An important event during the festival is the Sanno Chinkasai, a purification ceremony held at Hie Shrine. In this ceremony, people pass through a large ring made of chigaya and bamboo. Such practice is believed to atone for the sins unconsciously committed in the past six months. As people pass the ring, they hold a doll which is said to take on their sins.

Historically, the festival had more than 40 floats; however, due to the disruption it causes to traffic and commerce, the parade has been significantly reduced. Still, this is an unmissable event with one of the most notable points being a stop at the Imperial Palace, where the mikoshi are used in a religious ceremony.

Since the Sanno festival is historically a celebration of the city's rulers, the chief priest offers prayers to the current Imperial Family.

Sumidagawa Fireworks Festival

Sumidagawa Fireworks Festival

Hundreds of brightly-coloured fireworks paint the evening sky of Tokyo every summer in the Sumidagawa Fireworks Festival - one of the major fireworks displays in Japan.
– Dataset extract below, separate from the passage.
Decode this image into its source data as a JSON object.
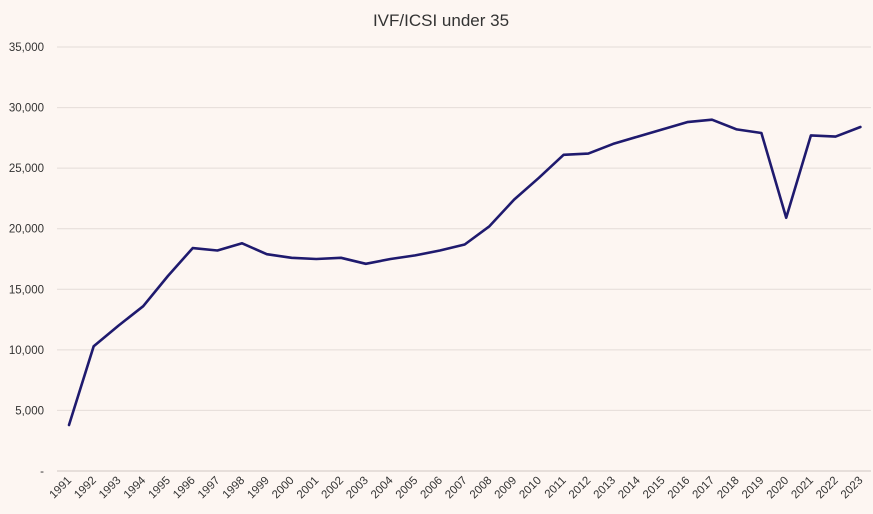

This event, held on the last Saturday of July over the Sumidagawa near Asakusa, attracts close to a million of celebrants every year. The reflection of the dazzling fireworks over the Sumida River is an unforgettable sight.

In direct contrast with other fireworks displays in other parts of the world, the Sumidagawa Hanabi Taikai follows the Japanese tradition of having a pronounced competitive nature. During the festival, rival pyrotechnic groups try to out-do the last, and subsequently, there is an incredible variety of fireworks in different colours and patterns. Different lights paint the sky of Tokyo with shapes as complicated as Doraemon, Pikachu or kanji.

The Sumidagawa Festival is said to have originated in the Edo period. Back then, people viewed fireworks while enjoying the cool of the summer evening. However, others say that the roots of this event lie in the Suijin Festival dedicated to the water deity held to appease the souls of those who had died of starvation or of plague and to drive away pestilence during the reign of Tokygawa Yoshimune, the eighth Tokugawa Shogun (1684-1751).

This old tradition was suspended because of too much traffic and too many buildings, but it was revived in 1978. Since then, it has a new name, Sumidagawa Hanabi Taikai (Sumida River Fireworks Display). Today, this event is widely considered one of the most marvelous scenes of the summer season in Tokyo.

If you are looking for a good spot to view the fireworks display, you will find it along the Sumida River, which flows through the eastern part of Tokyo and empties into Tokyo Bay.